健康ア・ラ・カルト

【21)こころの病気】  4)不眠

質問

70歳、男性。もともと神経質できちょうめんな性格のため寝つきが悪く、寝る前に睡眠薬を飲んでいます。しかし、必ず夜中に目が覚め、トイレの後1時間以上眠れないため、再度、睡眠薬を服用しています。何か良い方法があれば教えてください。

回答

◎主治医と相談し睡眠薬の調整を

一般に睡眠を促すための工夫としては、昼間適度に体を動かし、昼寝などをしない。空腹のまま、あるいは食べ過ぎの状態で寝床に就くことをしない。寝る前や途中目が覚めたときに温かい飲み物や少量の炭水化物をとることにより神経を和らげ、眠気を誘う、などがあります。さらに30分ぐらいたっても眠れない場合は、しばらく本を読んだり、テレビを見たりする。人によっては眠れない焦りを軽くするためいったん寝床を離れ、疲れを感じるようになってから寝室に戻ったほうがよい場合もあります。

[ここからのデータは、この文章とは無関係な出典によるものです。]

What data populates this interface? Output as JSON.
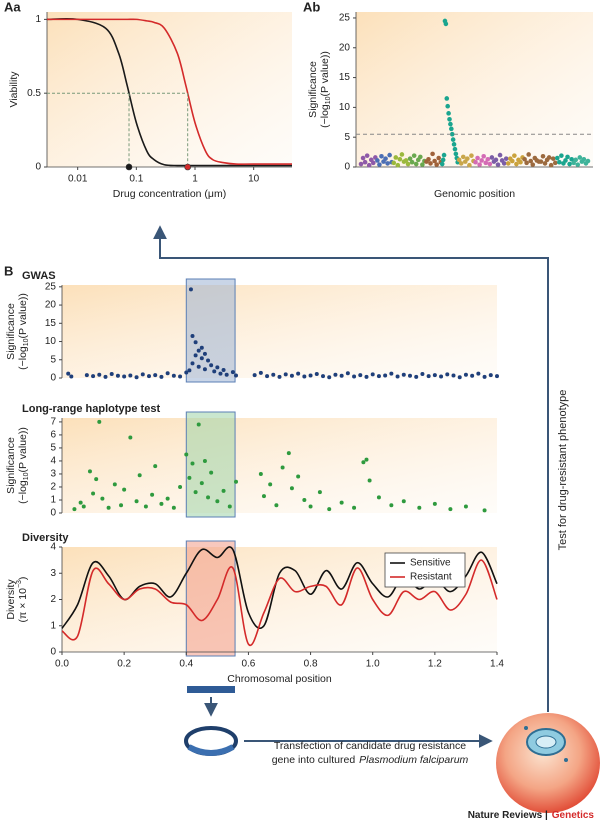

寝室の環境においては、部屋の明かりを落とし、心の安まる音以外の騒音は避けるようにします。また室温は、自分が快く感じられる室温に保つようにします。マットレスは堅めのものがよいようです。これらの工夫をして、不眠が改善しない場合は、不眠の原因、性質に適した薬の服用が必要です。

不眠はその現れ方によって、寝付きにくい、途中で目が覚めてしまう、朝早く目が覚める、熟睡感が得られないなどのタイプに分けられます。これらは単独に現れる場合もありますが、組み合わさって現れる場合もあります。不眠の原因には身体の病気から来るもの、うつ病などの精神的な病気から来るもの、老人性のもののほか、はっきりした原因がなく、神経質な性格の人に多い神経質性不眠も数多くみられます。

現在、不眠の治療によく使われている睡眠導入剤は、薬の作用する時間によって短時間作用型、中間作用型、長時間作用型に分けられます。短時間作用型は作用時間が短いので、寝つきが悪いタイプや、熟眠感が得られないタイプに適しています。長時間作用型は、途中で目が覚めたり、目覚めが朝早すぎるタイプに適しています。中間作用型はその中間的性質を持っていますが、どちらかというと長時間作用型に近い使われ方をします。

このように、睡眠導入剤といってもさまざまな種類があります。現在、睡眠導入剤を服用されているにもかかわらず、途中で目が覚めてしまうなどがあれば、自分の状態をよく主治医に話し、薬を調整してもらうことも大切でしょう。